The proposal to allow traffic into bus lanes outside of peak hours has been met with criticism from Edinburgh cyclists, saying it will make the roads more dangerous
Cyclists in Edinburgh have hit back at council plans to open bus lanes up to traffic outside of rush hours, claiming it will discourage people from cycling in the city.
According to the Edinburgh News, around 90 per cent of the city’s bus lanes will only operate during peak times from June, although consultations are to be carried out on the traffic orders required to enforce the changes.
Sustainable transport group Sustrans says the plans to restrict vehicle access in bus lanes from 7.30am to 9.30am and 4pm to 6.30pm, Monday to Friday, will encourage more people to use their cars.
Sustrans Scotland director, John Lauder, told the News: “We strongly urge the council to reconsider its bus lane proposals.

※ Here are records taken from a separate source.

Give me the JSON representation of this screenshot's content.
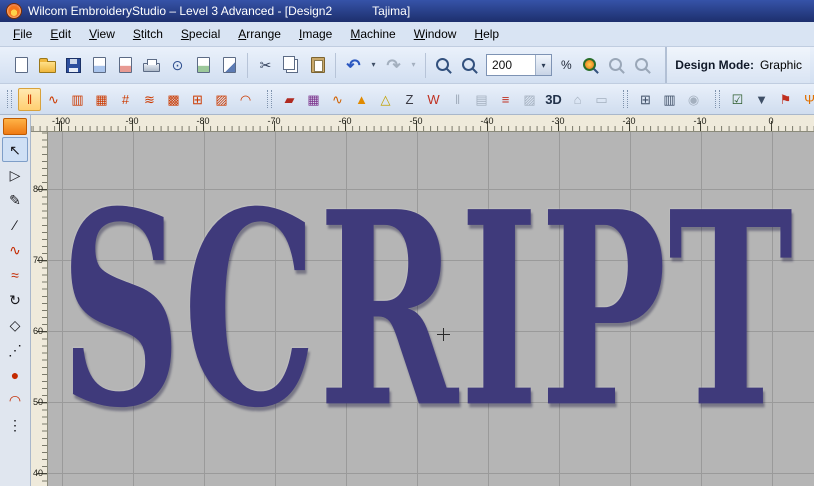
{
  "titlebar": {
    "title": "Wilcom EmbroideryStudio – Level 3 Advanced - [Design2",
    "machine": "Tajima]"
  },
  "menu": {
    "items": [
      {
        "name": "menu-file",
        "label": "File"
      },
      {
        "name": "menu-edit",
        "label": "Edit"
      },
      {
        "name": "menu-view",
        "label": "View"
      },
      {
        "name": "menu-stitch",
        "label": "Stitch"
      },
      {
        "name": "menu-special",
        "label": "Special"
      },
      {
        "name": "menu-arrange",
        "label": "Arrange"
      },
      {
        "name": "menu-image",
        "label": "Image"
      },
      {
        "name": "menu-machine",
        "label": "Machine"
      },
      {
        "name": "menu-window",
        "label": "Window"
      },
      {
        "name": "menu-help",
        "label": "Help"
      }
    ]
  },
  "toolbar_main": {
    "file_icons": [
      {
        "name": "new-design-icon",
        "cls": "shape-page"
      },
      {
        "name": "open-design-icon",
        "cls": "shape-folder"
      },
      {
        "name": "save-design-icon",
        "cls": "shape-floppy"
      },
      {
        "name": "insert-design-icon",
        "cls": "shape-page acc-blue"
      },
      {
        "name": "save-as-icon",
        "cls": "shape-page acc-red"
      },
      {
        "name": "print-icon",
        "cls": "shape-printer"
      },
      {
        "name": "print-preview-icon",
        "glyph": "⊙",
        "color": "#2f4f8f"
      },
      {
        "name": "export-design-icon",
        "cls": "shape-page acc-green"
      },
      {
        "name": "send-to-machine-icon",
        "cls": "shape-page acc-arrow"
      }
    ],
    "clipboard_icons": [
      {
        "name": "cut-icon",
        "glyph": "✂",
        "color": "#33415c"
      },
      {
        "name": "copy-icon",
        "cls": "shape-copy"
      },
      {
        "name": "paste-icon",
        "cls": "shape-paste"
      }
    ],
    "undo_icons": [
      {
        "name": "undo-icon",
        "glyph": "↶",
        "color": "#2b57c0",
        "cls": "big"
      },
      {
        "name": "undo-dropdown-icon",
        "glyph": "▾",
        "cls": "caret"
      },
      {
        "name": "redo-icon",
        "glyph": "↷",
        "cls": "muted big"
      },
      {
        "name": "redo-dropdown-icon",
        "glyph": "▾",
        "cls": "caret muted"
      }
    ],
    "zoom_icons_a": [
      {
        "name": "zoom-tool-icon",
        "cls": "shape-zoom"
      },
      {
        "name": "zoom-1to1-icon",
        "cls": "shape-zoom"
      }
    ],
    "zoom_value": "200",
    "percent_label": "%",
    "zoom_icons_b": [
      {
        "name": "zoom-to-fit-icon",
        "cls": "shape-zoom zfit"
      },
      {
        "name": "zoom-in-icon",
        "cls": "shape-zoom zmut"
      },
      {
        "name": "zoom-out-icon",
        "cls": "shape-zoom zmut"
      }
    ],
    "design_mode_label": "Design Mode:",
    "design_mode_value": "Graphic"
  },
  "toolbar_stitch": {
    "stitch_icons": [
      {
        "name": "satin-stitch-icon",
        "glyph": "‖",
        "color": "#cc3a00",
        "cls": "pressed"
      },
      {
        "name": "run-stitch-icon",
        "glyph": "∿",
        "color": "#cc3a00"
      },
      {
        "name": "tatami-fill-icon",
        "glyph": "▥",
        "color": "#cc3a00"
      },
      {
        "name": "motif-fill-icon",
        "glyph": "▦",
        "color": "#cc3a00"
      },
      {
        "name": "cross-stitch-icon",
        "glyph": "#",
        "color": "#cc3a00"
      },
      {
        "name": "wave-fill-icon",
        "glyph": "≋",
        "color": "#cc3a00"
      },
      {
        "name": "pattern-fill-icon",
        "glyph": "▩",
        "color": "#cc3a00"
      },
      {
        "name": "applique-icon",
        "glyph": "⊞",
        "color": "#cc3a00"
      },
      {
        "name": "contour-fill-icon",
        "glyph": "▨",
        "color": "#cc3a00"
      },
      {
        "name": "arc-stitch-icon",
        "glyph": "◠",
        "color": "#cc3a00"
      }
    ],
    "effect_icons": [
      {
        "name": "underlay-icon",
        "glyph": "▰",
        "color": "#b02a20"
      },
      {
        "name": "density-icon",
        "glyph": "▦",
        "color": "#7a2f8a"
      },
      {
        "name": "zigzag-effect-icon",
        "glyph": "∿",
        "color": "#d06000"
      },
      {
        "name": "textured-edge-icon",
        "glyph": "▲",
        "color": "#e08a00"
      },
      {
        "name": "overlap-warning-icon",
        "glyph": "△",
        "color": "#c0a000"
      },
      {
        "name": "smooth-curves-icon",
        "glyph": "Z",
        "color": "#3a3a44"
      },
      {
        "name": "stitch-angle-icon",
        "glyph": "W",
        "color": "#c03020"
      },
      {
        "name": "travel-run-icon",
        "glyph": "‖",
        "cls": "muted"
      },
      {
        "name": "jump-stitch-icon",
        "glyph": "▤",
        "cls": "muted"
      },
      {
        "name": "color-blend-icon",
        "glyph": "≡",
        "color": "#c03020"
      },
      {
        "name": "carving-stamp-icon",
        "glyph": "▨",
        "cls": "muted"
      },
      {
        "name": "view-3d-icon",
        "glyph": "3D",
        "cls": "threed"
      },
      {
        "name": "morph-effect-icon",
        "glyph": "⌂",
        "cls": "muted"
      },
      {
        "name": "outline-box-icon",
        "glyph": "▭",
        "cls": "muted"
      }
    ],
    "view_icons": [
      {
        "name": "show-grid-icon",
        "glyph": "⊞",
        "color": "#3f4f66"
      },
      {
        "name": "show-rulers-icon",
        "glyph": "▥",
        "color": "#3f4f66"
      },
      {
        "name": "snap-to-grid-icon",
        "glyph": "◉",
        "cls": "muted"
      }
    ],
    "docker_icons": [
      {
        "name": "object-properties-icon",
        "glyph": "☑",
        "color": "#2a5a2a"
      },
      {
        "name": "filter-objects-icon",
        "glyph": "▼",
        "color": "#3f4f66"
      },
      {
        "name": "color-film-icon",
        "glyph": "⚑",
        "color": "#c03020"
      },
      {
        "name": "branching-icon",
        "glyph": "Ψ",
        "color": "#e07000"
      }
    ]
  },
  "toolbox": {
    "tools": [
      {
        "name": "select-object-tool",
        "glyph": "↖",
        "cls": "sel"
      },
      {
        "name": "reshape-object-tool",
        "glyph": "▷"
      },
      {
        "name": "lettering-tool",
        "glyph": "✎"
      },
      {
        "name": "knife-tool",
        "glyph": "∕"
      },
      {
        "name": "freehand-stitch-tool",
        "glyph": "∿",
        "cls": "red"
      },
      {
        "name": "wave-stitch-tool",
        "glyph": "≈",
        "cls": "red"
      },
      {
        "name": "rotate-tool",
        "glyph": "↻"
      },
      {
        "name": "polygon-tool",
        "glyph": "◇"
      },
      {
        "name": "node-edit-tool",
        "glyph": "⋰"
      },
      {
        "name": "circle-tool",
        "glyph": "●",
        "cls": "red"
      },
      {
        "name": "arch-tool",
        "glyph": "◠",
        "cls": "red"
      },
      {
        "name": "more-tools",
        "glyph": "⋮"
      }
    ]
  },
  "ruler": {
    "h_labels": [
      {
        "label": "-100"
      },
      {
        "label": "-90"
      },
      {
        "label": "-80"
      },
      {
        "label": "-70"
      },
      {
        "label": "-60"
      },
      {
        "label": "-50"
      },
      {
        "label": "-40"
      },
      {
        "label": "-30"
      },
      {
        "label": "-20"
      },
      {
        "label": "-10"
      },
      {
        "label": "0"
      }
    ],
    "v_labels": [
      {
        "label": "80"
      },
      {
        "label": "70"
      },
      {
        "label": "60"
      },
      {
        "label": "50"
      },
      {
        "label": "40"
      }
    ]
  },
  "canvas": {
    "design_text": "SCRIPT"
  },
  "colors": {
    "titlebar_start": "#3653a8",
    "titlebar_end": "#1d2f6d",
    "chrome": "#d9e4f3",
    "canvas_bg": "#b5b5b5",
    "grid_line": "#9a9a9a",
    "thread": "#3f3a7b",
    "ruler_bg": "#efeadb",
    "icon_orange": "#cc3a00",
    "palette_handle": "#f07a12"
  }
}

As the lanes are shared with cyclists, we would much prefer if the council would investigate the possibility of making them all-day or 24/7 instead of peak-time only.
“The council is taking forward many commendable transport proposals, such as the introduction of 20mph speed limits. Therefore, it is particularly surprising and frustrating that they should propose such a retrograde action.”

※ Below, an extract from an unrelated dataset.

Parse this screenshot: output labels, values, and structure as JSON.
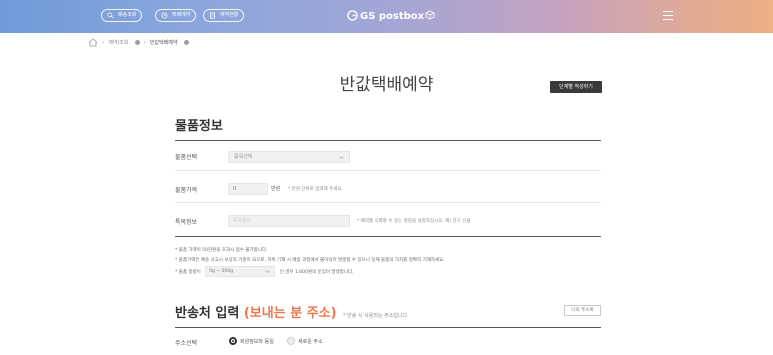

Kim Harding, one of the organisers of Pedal on Parliament, added: “Bus lanes aren’t ideal, but they are better than nothing. You don’t have to compete with quite as much traffic.
“If you relax regulations on the bus lanes, you also get much more parking on streets during the day. That’s a major obstacles for cyclists.
“I really don’t see why they are doing it now. It’s such a negative move.”